Wer heute Theologie studiert, ist entweder Freikirchler, Trotzkopf oder nur auf den ASVZ-Ausweis und die Legi aus. Ein ehemaliger Kanti-Mitschüler, der auf Facebook seine Kandidatur für die Kirchensynode bewirbt, tut dies im Rahmen einer dadaistischen Kunstaktion – davon war ich bis vor kurzem überzeugt. Zu unwahrscheinlich schien mir (abgesehen von meinem Unvermögen ihn als einen gläubigen Menschen zu sehen) echtes Engagement in einer Institution, die mir in meiner Umgebung so veraltet wie verlassen vorkommt. Als der Wahlzettel tatsächlich in meinem Briefkasten lag, habe ich für ihn gestimmt; er hat gewonnen. Seither entdeckte ich immer mehr junge (Kultur-) Menschen, die sich willentlich in religiöse Gefüge gegeben haben und ihren Glauben ausleben. Damit brechen sie das, was mir als gesellschaftliches Tabu erscheint, als letzte Privatsache fast überhaupt, nämlich öffentlich zu diskutieren, ob und woran man glaubt, sofern es sich nicht um materielle Dinge handelt.

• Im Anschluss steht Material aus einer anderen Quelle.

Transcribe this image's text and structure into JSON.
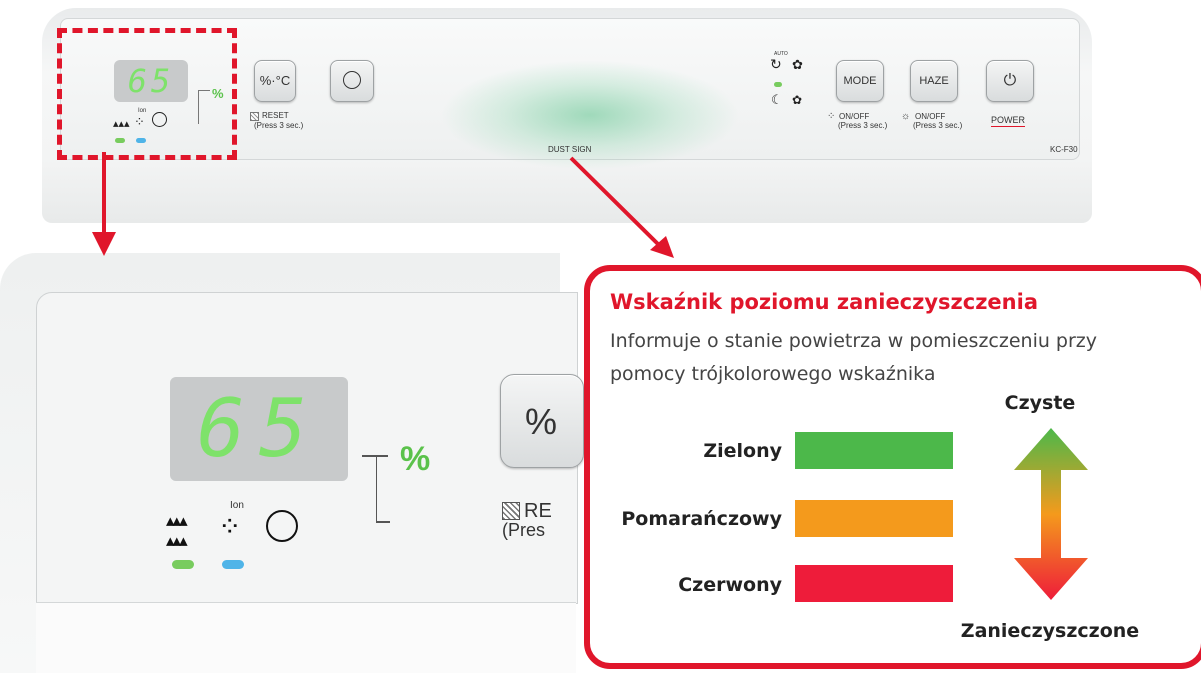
{
  "device": {
    "display_value": "65",
    "percent_symbol": "%",
    "temp_button_label": "%·°C",
    "reset_label": "RESET",
    "reset_hint": "(Press 3 sec.)",
    "auto_label": "AUTO",
    "mode_button_label": "MODE",
    "haze_button_label": "HAZE",
    "ion_on_off_label": "ON/OFF",
    "ion_on_off_hint": "(Press 3 sec.)",
    "haze_on_off_label": "ON/OFF",
    "haze_on_off_hint": "(Press 3 sec.)",
    "power_label": "POWER",
    "dust_sign_label": "DUST SIGN",
    "model_label": "KC-F30",
    "ion_label": "Ion"
  },
  "zoom": {
    "display_value": "65",
    "percent_symbol": "%",
    "reset_fragment": "RE",
    "press_fragment": "(Pres",
    "button_fragment": "%",
    "ion_label": "Ion"
  },
  "info": {
    "title": "Wskaźnik poziomu zanieczyszczenia",
    "description_line1": "Informuje o stanie powietrza w pomieszczeniu przy",
    "description_line2": "pomocy trójkolorowego wskaźnika",
    "clean_label": "Czyste",
    "dirty_label": "Zanieczyszczone",
    "levels": [
      {
        "label": "Zielony",
        "color": "#4cb84a"
      },
      {
        "label": "Pomarańczowy",
        "color": "#f49a1c"
      },
      {
        "label": "Czerwony",
        "color": "#ee1c3a"
      }
    ]
  },
  "colors": {
    "accent_red": "#e0162b",
    "lcd_green": "#7ee26a",
    "led_green": "#78cc5e",
    "led_blue": "#4fb4e8",
    "arrow_top": "#4cb84a",
    "arrow_bottom": "#ee1c3a"
  }
}
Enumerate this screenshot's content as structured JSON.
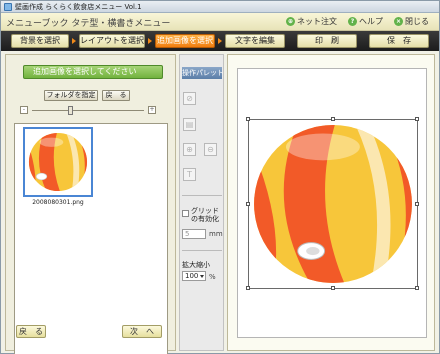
{
  "window": {
    "title": "壁画作成 らくらく飲食店メニュー Vol.1"
  },
  "header": {
    "menu_title": "メニューブック タテ型・横書きメニュー",
    "net_order": "ネット注文",
    "help": "ヘルプ",
    "close": "閉じる"
  },
  "steps": {
    "background": "背景を選択",
    "layout": "レイアウトを選択",
    "add_image": "追加画像を選択",
    "edit_text": "文字を編集",
    "print": "印　刷",
    "save": "保　存"
  },
  "left_panel": {
    "prompt": "追加画像を選択してください",
    "folder_button": "フォルダを指定",
    "back_button_small": "戻　る",
    "zoom_minus": "-",
    "zoom_plus": "+",
    "file_name": "2008080301.png",
    "back_button": "戻　る",
    "next_button": "次　へ"
  },
  "palette": {
    "title": "操作パレット",
    "grid_label": "グリッド の有効化",
    "grid_value": "5",
    "grid_unit": "mm",
    "zoom_label": "拡大縮小",
    "zoom_value": "100",
    "zoom_unit": "%"
  },
  "icons": [
    "app-icon",
    "net-order-icon",
    "help-icon",
    "close-icon",
    "tool-icons"
  ],
  "colors": {
    "active_step": "#f07e10",
    "prompt_green": "#72b23e",
    "palette_header": "#5b7ea8",
    "ball_orange": "#f25a28",
    "ball_yellow": "#f7c63a"
  }
}
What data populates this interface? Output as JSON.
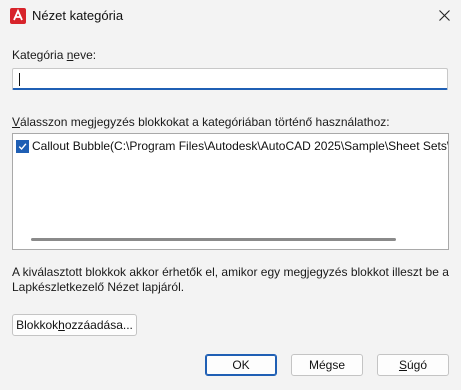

Beim Versenden der Anfragen für diese Ausgabe war ich deshalb auf der Hut; ich wollte niemanden beleidigen, indem ich ihn als irgendwie gläubig beschuldigen würde. Was ich am meisten wissen, aber niemanden so direkt fragen wollte: Könnt ihr Gott wirklich hören? Fünf junge Menschen – Studenten, Schriftsteller & Performer – schreiben im Folgenden über Glauben, ihren eigenen und den anderer. Sie tänzeln um meine Frage und überlegen: Was ist eigentlich Religion abseits von Konfirmationsunterricht, Zeugen Jehovas, IS, Nahostkonflikt und wie wird sie heute gelebt? Es geht um «the call»; um Kirchen, Bibeln, Mütter, Funktionäre, Schönheit, Liebe, Jesus in Brooklyn und auch ein wenig um Gott.